The Civilian Office of Police Accountability released video footage Wednesday related to the death of Irene Chavez — a 33-year-old woman found hanged inside a police holding cell in December on the South Side.

Chavez was arrested Dec. 18 for simple battery after allegedly spitting on a worker and punching another after they tried to escort her out of Jeffery Pub on South Jeffery in South Shore, according to testimony recorded on body camera.

Workers told officers Chavez entered the bar with her own beer, which they claim to have let slide, and then became irate when she was told she could not use the jukebox because there was a DJ performing.

A worker tells officers Chavez punched him in the face after he tried to remove her from the bar. Another worker said she spat on him as he tried to restrain her.

As officers take down the worker’s statements, Chavez can be heard repeatedly stating she needs a witness and that she needs a chance to share her side of the story. At a point, Chavez yells out that she is a veteran and has PTSD.


Chavez makes clear that she does not want male workers or officers attempting to restrain her.

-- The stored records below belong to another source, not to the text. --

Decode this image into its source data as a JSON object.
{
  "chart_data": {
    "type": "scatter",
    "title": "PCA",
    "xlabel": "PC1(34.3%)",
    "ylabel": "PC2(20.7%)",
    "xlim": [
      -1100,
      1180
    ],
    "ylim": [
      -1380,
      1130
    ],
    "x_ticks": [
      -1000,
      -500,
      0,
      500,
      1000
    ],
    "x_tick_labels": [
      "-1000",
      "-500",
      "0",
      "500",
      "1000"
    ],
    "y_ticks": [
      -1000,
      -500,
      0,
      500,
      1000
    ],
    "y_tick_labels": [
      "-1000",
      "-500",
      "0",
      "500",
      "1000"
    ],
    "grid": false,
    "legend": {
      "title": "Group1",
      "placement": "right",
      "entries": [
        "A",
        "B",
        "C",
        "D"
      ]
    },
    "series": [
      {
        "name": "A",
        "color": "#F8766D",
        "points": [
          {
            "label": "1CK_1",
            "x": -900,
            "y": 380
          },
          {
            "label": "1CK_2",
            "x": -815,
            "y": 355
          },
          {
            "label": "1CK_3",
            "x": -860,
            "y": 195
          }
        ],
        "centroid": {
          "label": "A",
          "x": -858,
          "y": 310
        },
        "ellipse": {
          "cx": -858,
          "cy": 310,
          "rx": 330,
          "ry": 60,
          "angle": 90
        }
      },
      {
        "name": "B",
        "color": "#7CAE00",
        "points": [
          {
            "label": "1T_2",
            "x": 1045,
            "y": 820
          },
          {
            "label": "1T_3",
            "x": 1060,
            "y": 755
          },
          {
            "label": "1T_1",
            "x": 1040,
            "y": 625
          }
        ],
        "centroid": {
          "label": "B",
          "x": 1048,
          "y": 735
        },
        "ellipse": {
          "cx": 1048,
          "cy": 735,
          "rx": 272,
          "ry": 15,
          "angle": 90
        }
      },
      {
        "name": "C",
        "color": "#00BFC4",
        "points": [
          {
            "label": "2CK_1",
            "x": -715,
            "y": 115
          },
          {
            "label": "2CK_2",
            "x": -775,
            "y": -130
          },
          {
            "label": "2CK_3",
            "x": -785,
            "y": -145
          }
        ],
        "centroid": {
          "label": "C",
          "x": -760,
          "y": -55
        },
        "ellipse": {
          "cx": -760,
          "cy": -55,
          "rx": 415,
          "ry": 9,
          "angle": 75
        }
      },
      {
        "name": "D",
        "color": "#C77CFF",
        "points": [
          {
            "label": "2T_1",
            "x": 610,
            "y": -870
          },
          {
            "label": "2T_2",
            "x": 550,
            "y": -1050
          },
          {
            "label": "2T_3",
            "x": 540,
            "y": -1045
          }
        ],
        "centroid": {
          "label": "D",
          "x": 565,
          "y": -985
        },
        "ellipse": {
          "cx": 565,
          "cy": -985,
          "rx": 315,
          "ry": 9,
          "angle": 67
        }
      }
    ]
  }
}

As a female officer searches her, a male officer decides to stand nearby and the two exchange profanities.

"There is no justice in our system," Chavez shouts out.

When officers told her she will be taken into custody, she asserts that her actions were "self-defense."

"Ruin my life over f—ing self-defense," Chavez said as she was placed in the wagon.

Irene Chavez | Provided

As Chavez is driven to the Grand Crossing police station, she can be heard singing "You are my sunshine," — and officers sing along, laughing.

Chavez is brought into a holding cell about 12:20 a.m., according to time-stamped body camera footage.

Officers take off one handcuff and instruct her to hand over her shoelaces and any jewelry.

About 50 minutes later, the footage shows Chavez kneeling on the floor of the cell with her T-shirt tied around her neck and connected to a hook on the wall. One officer calls out for someone to get EMS, he then begins slapping the side of Chavez’s stomach, telling her to "wake up, wake up."

He unties the shirt and Chavez falls to the ground. An officer immediately begins performing chest compressions.

Briefly, officers turn Chavez on her side because she had vomited.

An officer asks if there are any shields for them to perform mouth-to-mouth — another officer responds, "No."


Chavez remains unresponsive and it is unclear from the video if officers are able to find a pulse.

An officer goes outside to check on an ambulance after about 8 minutes. Emergency personnel run to the front door but tell officers they need to go back for more supplies.

"They thought it was just a psych eval," the officer tells a superior inside.

"Could they take any f—ing longer," a female officer responds.


A few minutes later paramedics arrived. Chavez was transported to the University of Chicago Hospital in critical condition and was pronounced dead at 9:49 a.m., according to the medical examiner.

Chavez, a U.S. military veteran, had been dealing with PTSD and had been getting treatment, her sister Iris Chavez said at a December vigil. She’d been out of the military for about three years and was between jobs after recently moving back to Chicago from Texas, her sister said.

She’d had a variety of jobs since leaving the military and hoped to work full time in community farming, friends said.

COPA’s investigation into the case is ongoing.